Tesco has been selling its own Value brand – you know, the budget range; plain, white packaging except for the red and blue Tesco logo – since 1993, but now market research has revealed that some customers are embarrassed to be seen buying Value products.
“Embarrassed is probably the wrong word,” says Andy Yaxley, commercial director of Tesco Fresh Food, “But customers told us that they questioned the quality of the Value brand because of the packaging and some didn’t feel comfortable putting it in their trolleys.”
If you don’t feel “comfortable” putting perfectly good food in your trolley because it doesn’t have a pretty label, I would suggest that you are off yours.
The insanity of label-obsession has obviously spread from fashion to groceries. Now, you’re nobody unless your fridge is full of stylishly packaged food.

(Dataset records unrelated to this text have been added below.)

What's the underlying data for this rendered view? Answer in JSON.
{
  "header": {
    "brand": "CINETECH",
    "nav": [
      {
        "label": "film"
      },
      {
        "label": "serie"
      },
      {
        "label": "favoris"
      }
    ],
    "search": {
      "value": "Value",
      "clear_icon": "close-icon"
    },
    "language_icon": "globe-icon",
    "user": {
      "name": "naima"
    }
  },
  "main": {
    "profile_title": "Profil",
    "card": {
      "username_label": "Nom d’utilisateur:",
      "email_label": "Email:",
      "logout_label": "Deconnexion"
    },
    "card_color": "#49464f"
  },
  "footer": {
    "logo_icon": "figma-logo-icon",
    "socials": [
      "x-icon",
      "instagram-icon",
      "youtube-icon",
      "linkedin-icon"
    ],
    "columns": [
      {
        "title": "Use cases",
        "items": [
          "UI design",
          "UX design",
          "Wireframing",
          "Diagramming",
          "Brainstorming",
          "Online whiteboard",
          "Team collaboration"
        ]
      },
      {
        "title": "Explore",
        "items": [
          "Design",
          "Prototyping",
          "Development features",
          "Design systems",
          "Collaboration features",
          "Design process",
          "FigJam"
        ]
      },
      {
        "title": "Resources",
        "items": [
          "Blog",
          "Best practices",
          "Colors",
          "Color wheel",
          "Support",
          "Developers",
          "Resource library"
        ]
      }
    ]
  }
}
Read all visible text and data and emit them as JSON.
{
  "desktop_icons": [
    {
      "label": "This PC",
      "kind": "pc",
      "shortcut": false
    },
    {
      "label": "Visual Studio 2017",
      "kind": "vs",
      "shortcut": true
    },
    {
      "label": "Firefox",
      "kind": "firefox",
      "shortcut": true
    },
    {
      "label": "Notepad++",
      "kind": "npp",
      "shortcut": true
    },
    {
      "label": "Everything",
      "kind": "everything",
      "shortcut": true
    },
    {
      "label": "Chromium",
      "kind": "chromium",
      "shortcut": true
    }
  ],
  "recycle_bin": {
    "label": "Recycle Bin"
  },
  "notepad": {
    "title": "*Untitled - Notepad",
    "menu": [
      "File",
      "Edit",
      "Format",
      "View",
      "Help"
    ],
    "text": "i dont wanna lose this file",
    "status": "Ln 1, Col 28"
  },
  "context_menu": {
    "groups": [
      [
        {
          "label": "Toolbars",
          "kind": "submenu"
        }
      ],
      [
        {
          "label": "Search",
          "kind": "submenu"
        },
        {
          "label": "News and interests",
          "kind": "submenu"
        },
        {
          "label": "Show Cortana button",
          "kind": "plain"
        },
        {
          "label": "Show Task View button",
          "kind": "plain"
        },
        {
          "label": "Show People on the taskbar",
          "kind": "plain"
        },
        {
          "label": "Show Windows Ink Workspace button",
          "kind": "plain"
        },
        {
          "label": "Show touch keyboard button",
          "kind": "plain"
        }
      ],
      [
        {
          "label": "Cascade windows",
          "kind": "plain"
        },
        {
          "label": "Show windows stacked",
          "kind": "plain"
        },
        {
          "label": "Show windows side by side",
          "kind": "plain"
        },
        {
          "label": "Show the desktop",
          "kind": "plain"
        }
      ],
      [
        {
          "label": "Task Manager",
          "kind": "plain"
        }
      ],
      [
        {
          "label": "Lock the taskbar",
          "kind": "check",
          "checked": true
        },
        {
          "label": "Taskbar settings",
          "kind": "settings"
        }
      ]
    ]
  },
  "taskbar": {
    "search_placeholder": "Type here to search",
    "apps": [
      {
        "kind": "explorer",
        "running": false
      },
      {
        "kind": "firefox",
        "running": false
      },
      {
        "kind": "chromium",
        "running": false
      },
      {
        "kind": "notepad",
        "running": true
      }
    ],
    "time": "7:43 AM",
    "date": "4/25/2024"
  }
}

I’m bitterly disappointed with some of my fellow Tesco customers. I’d always thought we were in this together, united in search of low-priced, good quality food. Now I know that all this time, you’ve held me in quiet contempt. I had Value tins in my trolley, you had Finest, and you were looking down on me, thinking “Peasant!”
Quite unexpectedly, the class system is alive and well in the aisles of Tesco, which raises a huge question about pecking order. If us Tesco Value customers are at the bottom of the pile, who is at the top? The people buying big brand-names? Or the people buying Tesco’s Finest?
The fact is, if you’re in Tesco to start with, what’s the point in getting fussy about what labels you’re buying? It’s not like you’re in Waitrose, you know. It’s certainly not like you’re sitting at home, twiddling your thumbs in your immaculate Morningside mansion, waiting for the Ocado van to arrive. You’re in bleedin’ TESCO, so suck it up and make the most of it. Believe me, nobody’s judging you. The rest of us are all far too busy congratulating ourselves on cleaning out the just-past-its-sell-by-date shelf.
However, the biggest joke is yet to come. Tesco says it’s totally rebranding and relaunching its most basic product line because that’s what its customers want. So, what are they going to call this spanking new departure from the bargain-basement Value range? They’re calling it…wait for it…the Everyday Value range. Now, I’m no expert in supermarket psychology, but I’m guessing that if someone is prissy enough to be embarrassed by Value products, they will also be fairly embarrassed by Everyday Value products.
If I were Tesco’s CEO, I’d be more inclined to launch the I Can’t Believe It’s Not Expensive range, aimed at people who are so stupid, they’d rather pay more for a bit of glossy packaging. The tagline could be: “Make your neighbours think you’re rich!”
The other sad thing about the new Everyday Value range – apart from its existence – is the design of its packaging. Gone is the trusty Tesco red, white and blue and instead the products are wrapped in orange and white – and what, in the UK supermarket universe, does orange and white signify? Sainsbury’s, of course.
So, what message is Tesco trying to send out? That if you can’t afford to shop at Sainsbury’s, you can come and buy Tesco Everyday Value products instead, and maybe the sad people scrutinising your shopping will be fooled by the orange and white packaging into assuming you’re a better class of person?
In which case, maybe Tesco should just bite the bullet, rebrand and redesign everything in green and white, and call itself Maitrose.